Metropolitan Melbourne is back in lockdown. We’re used to it, so is some parts of the known world. This is nothing new. Covid is called the leveller, by some and for a very good reason. For me, the pandemic has been mixed as anything, bittersweet. But worst of all was the nostalgia. Unforgiving memories. Memories of a land left behind: Sri Lanka, grandparents (long gone), childhood, tree houses, beaches, kites and softball cricket among many things. Enid Blyton is one of those offenders. I grew up with her, well, her books. She inspired my desire to read and write. Definitely one of the sources of my fascination with the written word.
‘Ring O’Bells Mystery’, I have read it a countless times. It’s one of Enid Blyton’s mystery series of adventures, featuring Barney, Snubby, Roger among the main characters. Another one of her rollicking adventure mysteries, that ends well, as always. The book is fraying at the edges with a half-torn page. That missing piece lost forever, lost to time, I have mourned its passing on an uncomfortably regular basis. It’s more than fifty years old, even before my time. Used by my uncles before me and my brother. My wife has promised to restore it, at some point. Soon I hope.
The Famous Five, Secret Seven, The Mystery series, The Five Find Outers, Children of the Green Meadows, coloured our literary bent and infected our imagination. Studying at one of the hallowed academic institutions in Colombo, Sri Lanka, and a proud Catholic bastion: Saint Joseph’s College, and long before the advent of the digital booking system, we had several mild run-ins with the librarian when we missed out our turn with the Enid Blyton books. It wasn’t her fault, she maintained a manual booking system where things could easily go wrong.
We traded and swapped our own Enid Blyton classics with each other. Misty moors, ghostly lights at night, camping, kidnappers, smugglers; how could a child resist. We read them on school buses, at bus stands and in between school periods. She wrote in a simple style and used narrative that had a gentle flow. But I don’t see them being publicly read anymore; at least, nowhere near as much as I would have liked.

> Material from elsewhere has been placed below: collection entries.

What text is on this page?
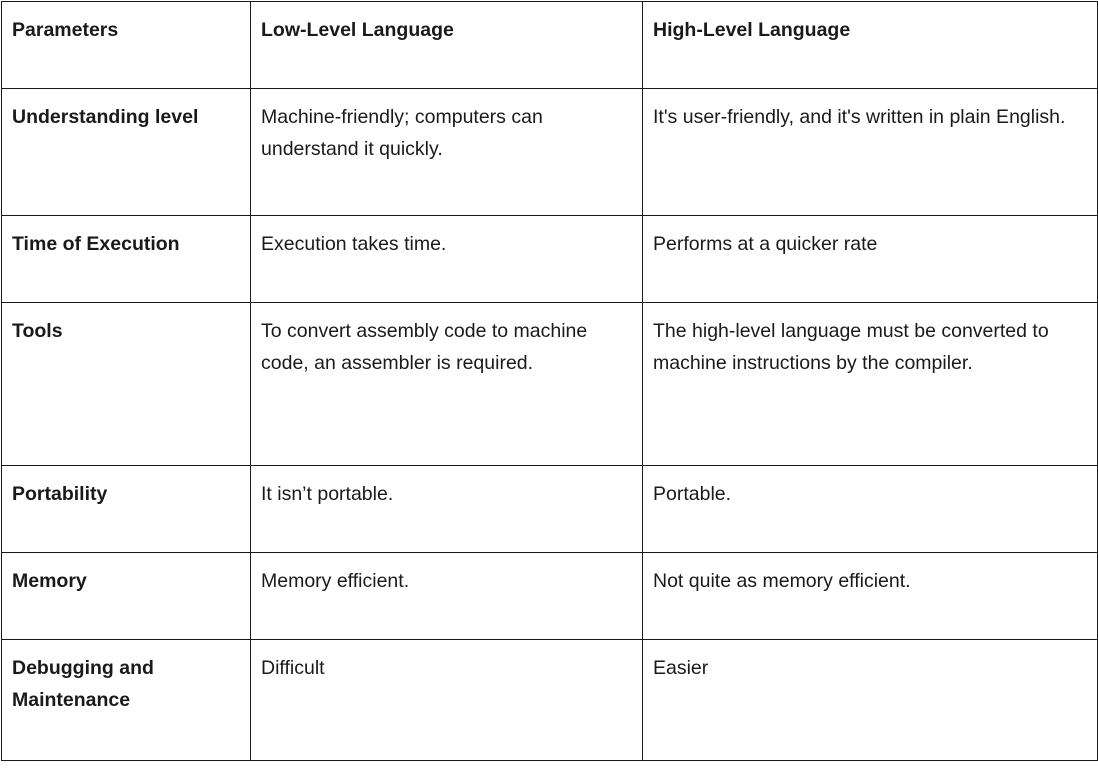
Parameters	Low-Level Language	High-Level Language
Understanding level	Machine-friendly; computers can understand it quickly.	It's user-friendly, and it's written in plain English.
Time of Execution	Execution takes time.	Performs at a quicker rate
Tools	To convert assembly code to machine code, an assembler is required.	The high-level language must be converted to machine instructions by the compiler.
Portability	It isn’t portable.	Portable.
Memory	Memory efficient.	Not quite as memory efficient.
Debugging and Maintenance	Difficult	Easier
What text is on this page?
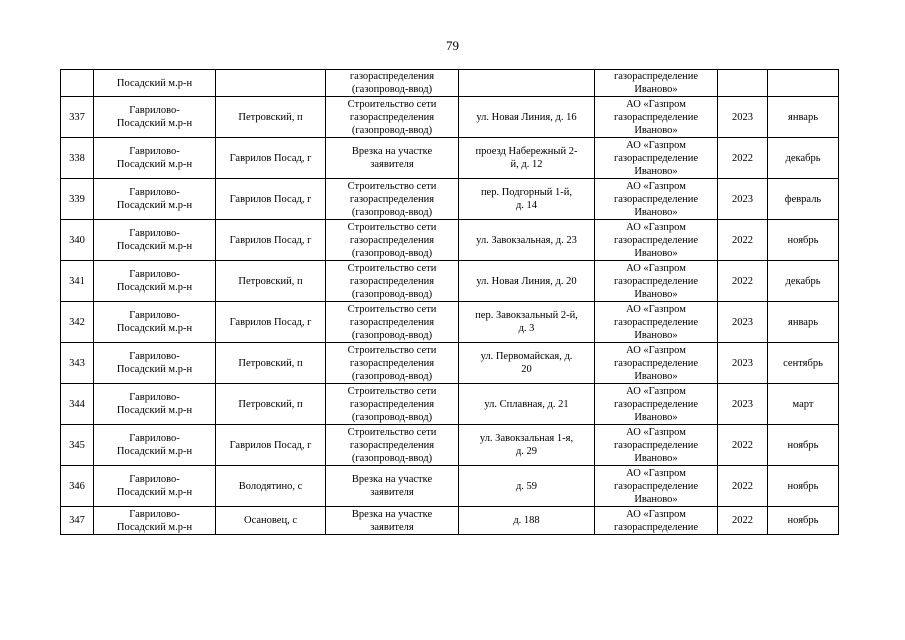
79

	Посадский м.р-н		газораспределения
(газопровод-ввод)		газораспределение
Иваново»		

337	Гаврилово-
Посадский м.р-н	Петровский, п	Строительство сети
газораспределения
(газопровод-ввод)	ул. Новая Линия, д. 16	АО «Газпром
газораспределение
Иваново»	2023	январь

338	Гаврилово-
Посадский м.р-н	Гаврилов Посад, г	Врезка на участке
заявителя	проезд Набережный 2-
й, д. 12	АО «Газпром
газораспределение
Иваново»	2022	декабрь

339	Гаврилово-
Посадский м.р-н	Гаврилов Посад, г	Строительство сети
газораспределения
(газопровод-ввод)	пер. Подгорный 1-й,
д. 14	АО «Газпром
газораспределение
Иваново»	2023	февраль

340	Гаврилово-
Посадский м.р-н	Гаврилов Посад, г	Строительство сети
газораспределения
(газопровод-ввод)	ул. Завокзальная, д. 23	АО «Газпром
газораспределение
Иваново»	2022	ноябрь

341	Гаврилово-
Посадский м.р-н	Петровский, п	Строительство сети
газораспределения
(газопровод-ввод)	ул. Новая Линия, д. 20	АО «Газпром
газораспределение
Иваново»	2022	декабрь

342	Гаврилово-
Посадский м.р-н	Гаврилов Посад, г	Строительство сети
газораспределения
(газопровод-ввод)	пер. Завокзальный 2-й,
д. 3	АО «Газпром
газораспределение
Иваново»	2023	январь

343	Гаврилово-
Посадский м.р-н	Петровский, п	Строительство сети
газораспределения
(газопровод-ввод)	ул. Первомайская, д.
20	АО «Газпром
газораспределение
Иваново»	2023	сентябрь

344	Гаврилово-
Посадский м.р-н	Петровский, п	Строительство сети
газораспределения
(газопровод-ввод)	ул. Сплавная, д. 21	АО «Газпром
газораспределение
Иваново»	2023	март

345	Гаврилово-
Посадский м.р-н	Гаврилов Посад, г	Строительство сети
газораспределения
(газопровод-ввод)	ул. Завокзальная 1-я,
д. 29	АО «Газпром
газораспределение
Иваново»	2022	ноябрь

346	Гаврилово-
Посадский м.р-н	Володятино, с	Врезка на участке
заявителя	д. 59	АО «Газпром
газораспределение
Иваново»	2022	ноябрь

347	Гаврилово-
Посадский м.р-н	Осановец, с	Врезка на участке
заявителя	д. 188	АО «Газпром
газораспределение	2022	ноябрь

‘The Boy Who Lived’ did start a revolution. I’ve got nothing against this kid or his legendary creator. They’re both brilliant. But, if only, the kids of today discovered the heroes of yore, created by the prolific Enid Blyton, I’m sure they might fall in love with them. It’s a hope and a whisper. But first I might have to start with my own kids.
But, I did thank her in my own way. I wrote my first novel ‘The Beast’ as a tribute to the spirit of adventure and innocence that Enid Byton passed on to me and generations of kids the world over.